Erosões profundas e progressivas em pilha de estéril que estaria sendo usada para depósito de rejeitos ameaçam ruptura, vidas e meio ambiente
Santa Bárbara – As fendas profundas e voçorocas que se abriram com as chuvas engolem a base e os taludes de uma montanha de rejeitos da mineração de ouro. Se os mais de 80 metros de detritos da chamada Pilha do Sapê vierem abaixo, uma tragédia pode ser provocada como a de Brumadinho e até mesmo cortar o abastecimento de mais de 25 mil pessoas.
Por isso, os funcionários da Mina Córrego do Sítio (CDS), da AngloGold Ashanti, em Santa Bárbara, foram evacuados às pressas, na última semana de janeiro. A empresa chegou a minimizar, comunicando que se tratava de medida preventiva.
“O processo de erosão dessa estrutura é evidente e preocupante, precisa receber intervenção urgente. Reforça isso a retirada dos trabalhadores pela própria empresa”, afirma o professor Carlos Barreira Martinez, do Instituto de Engenharia Mecânica (IEM) da Universidade Federal de Itajubá (Unifei), após ver as imagens exclusivas da reportagem do Estado de Minas mostrando os rombos na estrutura. A reportagem aguarda posicionamento da empresa.
O Governo de Minas Gerais, por meio do Gabinete Militar do Governador (GMG)/Coordenadoria Estadual de Defesa Civil (Cedec), informou que, “ao tomar conhecimento sobre possível instabilidade em uma pilha de rejeitos de mineração do complexo da Mina Córrego do Sítio, localizada no município de Santa Bárbara-MG e explorada pela AngloGold Ashanti, solicitou, de imediato, informações à mineradora”.
Segundo a Cedec-MG, a Anglo Gold informou que identificou processos erosivos em uma pilha de rejeitos, mas que estes estão controlados, não havendo risco para a estrutura, e que o material está classificado como não perigoso.

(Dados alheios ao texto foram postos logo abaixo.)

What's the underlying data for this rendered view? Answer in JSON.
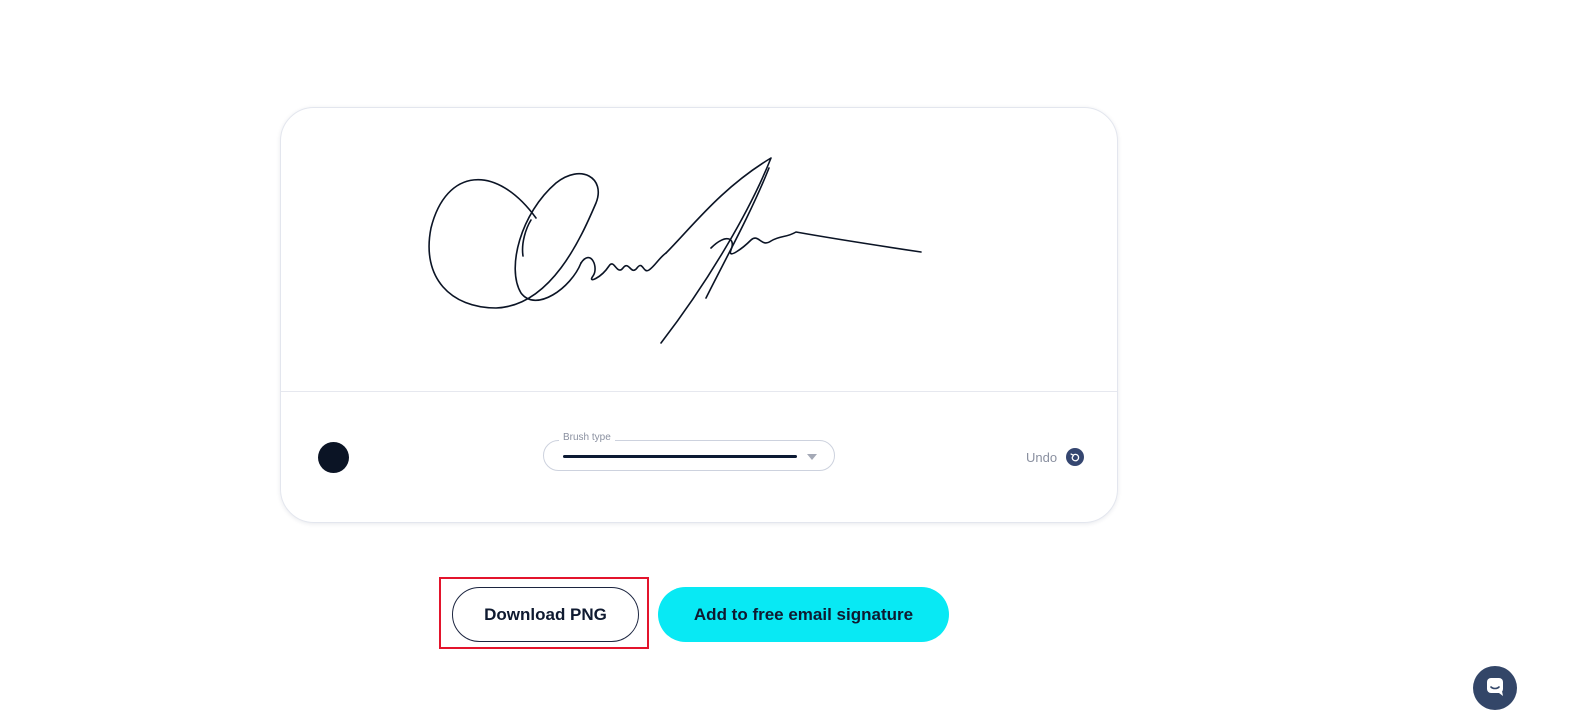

“A empresa informou que não houve extravasamento de material ou impacto ao meio ambiente e às comunidades próximas. A empresa destacou que já faz intervenções preventivas. O Governo de Minas, por meio de seus órgãos fiscalizadores, está atento às operações da mineradora em pauta e acompanhando a situação”, aponta o órgão de estado.
Às moscas
No complexo CDS1 da porção oeste da mineradora não há mais nem sinal dos trabalhadores de macacão laranja da empresa. Tudo que ficava abaixo da Pilha de Sapê foi redirecionado, evacuado e transferido para a planta CDS2, 7,5 quilômetros a leste.

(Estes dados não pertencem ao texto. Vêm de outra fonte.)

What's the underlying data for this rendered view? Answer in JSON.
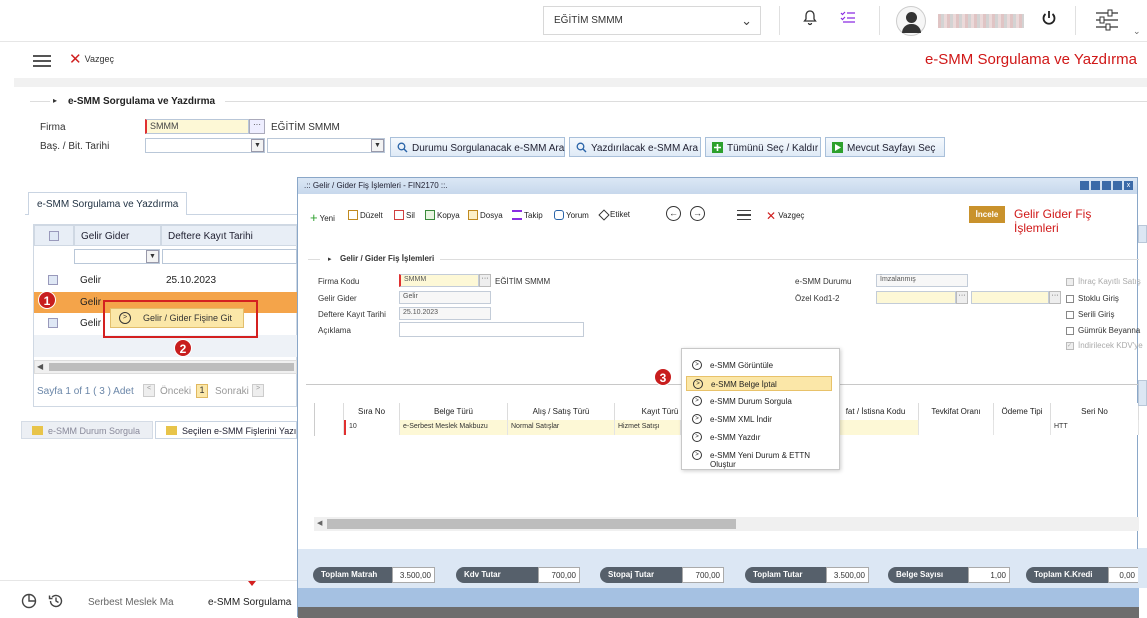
{
  "topbar": {
    "company": "EĞİTİM SMMM"
  },
  "toolbar": {
    "cancel": "Vazgeç",
    "page_title": "e-SMM Sorgulama ve Yazdırma"
  },
  "form": {
    "section_title": "e-SMM Sorgulama ve Yazdırma",
    "firma_label": "Firma",
    "firma_value": "SMMM",
    "firma_name": "EĞİTİM SMMM",
    "date_label": "Baş. / Bit. Tarihi",
    "buttons": [
      "Durumu Sorgulanacak e-SMM Ara",
      "Yazdırılacak e-SMM Ara",
      "Tümünü Seç / Kaldır",
      "Mevcut Sayfayı Seç"
    ]
  },
  "list": {
    "tab": "e-SMM Sorgulama ve Yazdırma",
    "columns": [
      "Gelir Gider",
      "Deftere Kayıt Tarihi"
    ],
    "rows": [
      {
        "type": "Gelir",
        "date": "25.10.2023"
      },
      {
        "type": "Gelir",
        "date": ""
      },
      {
        "type": "Gelir",
        "date": ""
      }
    ],
    "popup": "Gelir / Gider Fişine Git",
    "pager": {
      "summary": "Sayfa 1 of 1 ( 3 ) Adet",
      "prev": "Önceki",
      "page": "1",
      "next": "Sonraki"
    },
    "bottom_tabs": [
      "e-SMM Durum Sorgula",
      "Seçilen e-SMM Fişlerini Yazı"
    ]
  },
  "callouts": [
    "1",
    "2",
    "3"
  ],
  "footer": {
    "tabs": [
      "Serbest Meslek Ma",
      "e-SMM Sorgulama"
    ]
  },
  "modal": {
    "title": ".:: Gelir / Gider Fiş İşlemleri - FIN2170 ::.",
    "toolbar": [
      "Yeni",
      "Düzelt",
      "Sil",
      "Kopya",
      "Dosya",
      "Takip",
      "Yorum",
      "Etiket"
    ],
    "cancel": "Vazgeç",
    "incele": "İncele",
    "header_title": "Gelir Gider Fiş İşlemleri",
    "section": "Gelir / Gider Fiş İşlemleri",
    "fields": {
      "firma_kodu_label": "Firma Kodu",
      "firma_kodu": "SMMM",
      "firma_name": "EĞİTİM SMMM",
      "gelir_gider_label": "Gelir Gider",
      "gelir_gider": "Gelir",
      "tarih_label": "Deftere Kayıt Tarihi",
      "tarih": "25.10.2023",
      "aciklama_label": "Açıklama",
      "durum_label": "e-SMM Durumu",
      "durum": "İmzalanmış",
      "ozel_label": "Özel Kod1-2"
    },
    "checks": [
      "İhraç Kayıtlı Satış",
      "Stoklu Giriş",
      "Serili Giriş",
      "Gümrük Beyanna",
      "İndirilecek KDV'ye"
    ],
    "context_menu": [
      "e-SMM Görüntüle",
      "e-SMM Belge İptal",
      "e-SMM Durum Sorgula",
      "e-SMM XML İndir",
      "e-SMM Yazdır",
      "e-SMM Yeni Durum & ETTN Oluştur"
    ],
    "grid": {
      "columns": [
        "Sıra No",
        "Belge Türü",
        "Alış / Satış Türü",
        "Kayıt Türü",
        "fat / İstisna Kodu",
        "Tevkifat Oranı",
        "Ödeme Tipi",
        "Seri No"
      ],
      "row": [
        "10",
        "e-Serbest Meslek Makbuzu",
        "Normal Satışlar",
        "Hizmet Satışı",
        "",
        "",
        "",
        "HTT"
      ]
    },
    "summary": [
      {
        "label": "Toplam Matrah",
        "value": "3.500,00"
      },
      {
        "label": "Kdv Tutar",
        "value": "700,00"
      },
      {
        "label": "Stopaj Tutar",
        "value": "700,00"
      },
      {
        "label": "Toplam Tutar",
        "value": "3.500,00"
      },
      {
        "label": "Belge Sayısı",
        "value": "1,00"
      },
      {
        "label": "Toplam K.Kredi",
        "value": "0,00"
      }
    ]
  }
}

Enquanto especialistas afirmam que obras emergenciais de contenção da pilha deveriam estar em andamento, o cenário constatado pela reportagem do EM na última semana é de abandono. Não há movimentação de máquinas na pilha, e estruturas funcionais esvaziadas chegam a inundar com as chuvas ainda constantes.
A proximidade dos funcionários com o perigo se mostrava semelhante ao que se tinha na Mina Córrego do Feijão, em Brumadinho, onde 270 pessoas morreram, em 2019.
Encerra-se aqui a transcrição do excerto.